Siegfried Wuppermann (15 December 1916 – 15 April 2005) was a captain with the Kriegsmarine during World War II and later served with the Bundesmarine. He was a recipient of the Knight's Cross of the Iron Cross with Oak Leaves of Nazi Germany.

==Military career==
Siegfried Wuppermann was born on 15 December 1916 in Berlin. He joined the Kriegsmarine in 1936 and was transferred to the Schnellboot service in March 1939, where he took command of a boat in the 1. Schnellbootflottille. During the Invasion of Poland he participated on patrols in the North Sea, Baltic Sea and in the English Channel.

In early November 1940 he took charge of a Gruppe in the 3. Schnellbootflottille and took command of Schnellboot "S 60" on 21 December 1940. Siegfried saw action with this boat near Boulogne. In February 1941 he became acting commander of the 3. Schnellbootflottille because Friedrich Kemnade was on vacation. Wuppermann led a patrol on 7 March 1941 against Allied convoys.

On S 60 he participated in Operation Barbarossa. On the night of 21/22 June 1941, just after hostilities with the Soviet Union began, S 60 together with S 59 sank the cargo ship off Ventspils, while on the night of 26/27 June, the 3. Schnellbootflottille clashed with Soviet naval forces on minelaying duties, with S 60 being credited (along with S 35) with sinking the Soviet minesweeper T208. Wuppermann received the Knight's Cross of the Iron Cross on 3 August 1941 during these battles.

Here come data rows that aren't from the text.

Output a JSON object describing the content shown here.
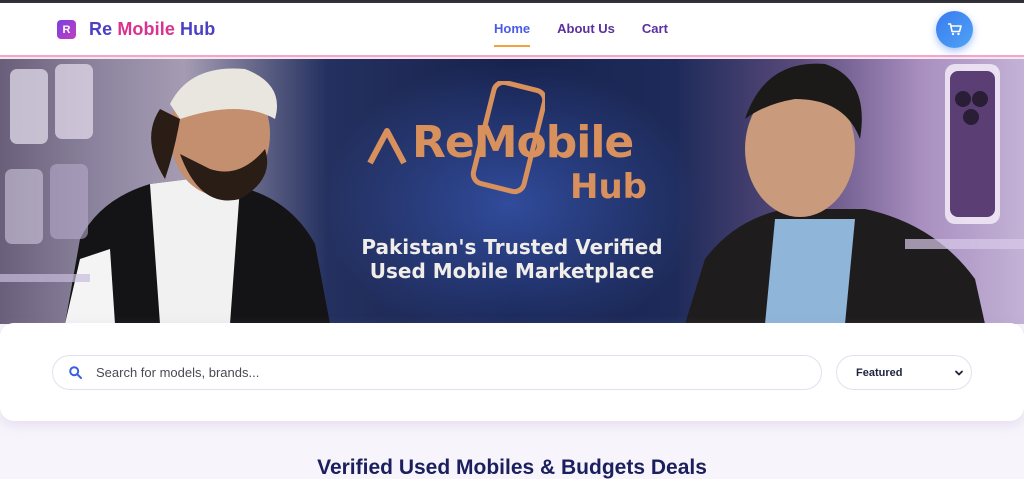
{
  "brand": {
    "logo_letter": "R",
    "name_part1": "Re",
    "name_part2": "Mobile",
    "name_part3": "Hub"
  },
  "nav": {
    "items": [
      {
        "label": "Home",
        "active": true
      },
      {
        "label": "About Us",
        "active": false
      },
      {
        "label": "Cart",
        "active": false
      }
    ]
  },
  "cart": {
    "icon": "cart-icon"
  },
  "hero": {
    "logo_text_1": "ReMobile",
    "logo_text_2": "Hub",
    "tagline_1": "Pakistan's Trusted Verified",
    "tagline_2": "Used Mobile Marketplace"
  },
  "search": {
    "placeholder": "Search for models, brands...",
    "value": "",
    "icon": "search-icon"
  },
  "sort": {
    "selected": "Featured"
  },
  "section": {
    "title": "Verified Used Mobiles & Budgets Deals"
  },
  "colors": {
    "accent": "#4a5be8",
    "brand_pink": "#d9328f",
    "brand_purple": "#4b3fc7",
    "underline": "#f3a33b",
    "cart_button": "#3a7bf0"
  }
}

After the 3. Schnellbootflottille was transferred to the Mediterranean to guard the Axis convoys to North Africa. Wuppermann received the coveted Oak Leaves to his Knight's Cross on 14 April 1943.

Kapitänleutnant Wuppermann helped establish the 21. and 22. Schnellbootflottillen in Eckernförde in May 1943 and was then transferred to the Stab of the Führer der Schnellboote. In March 1945 he took command of the 1. Schnellboot Division and fought with this unit in the Adriatic Sea.

After the war he joined the Bundesmarine. Siegfried Wuppermann died on 15 April 2005 in Osnabrück.

==Awards==
- Iron Cross
  - 2nd Class (20 April 1940)
  - 1st Class (28 May 1940)
- Fast Attack Craft War Badge (16 December 1940)
  - with Diamonds (10 June 1943)
- War Cross for Military Valor with Swords (Italy, 10 May 1942)
- Bronze Medal of Military Valor (Italy, 21 May 1942)
- Silver Medal of Military Valor (Italy, 24 January 1943)
- Knight's Cross of the Iron Cross with Oak Leaves
  - Knight's Cross on 3 August 1941 as Oberleutnant zur See and commander of "S-60" in the 3. Schnellbootflottille (Note: According to Scherzer as commander of Schnellboot S-60.)
  - 226th Oak Leaves on 14 April 1943 as Oberleutnant zur See and commander of "S-56" in the 3. Schnellbootflottille (Note: According to Scherzer as commander of Schnellboot S-56.)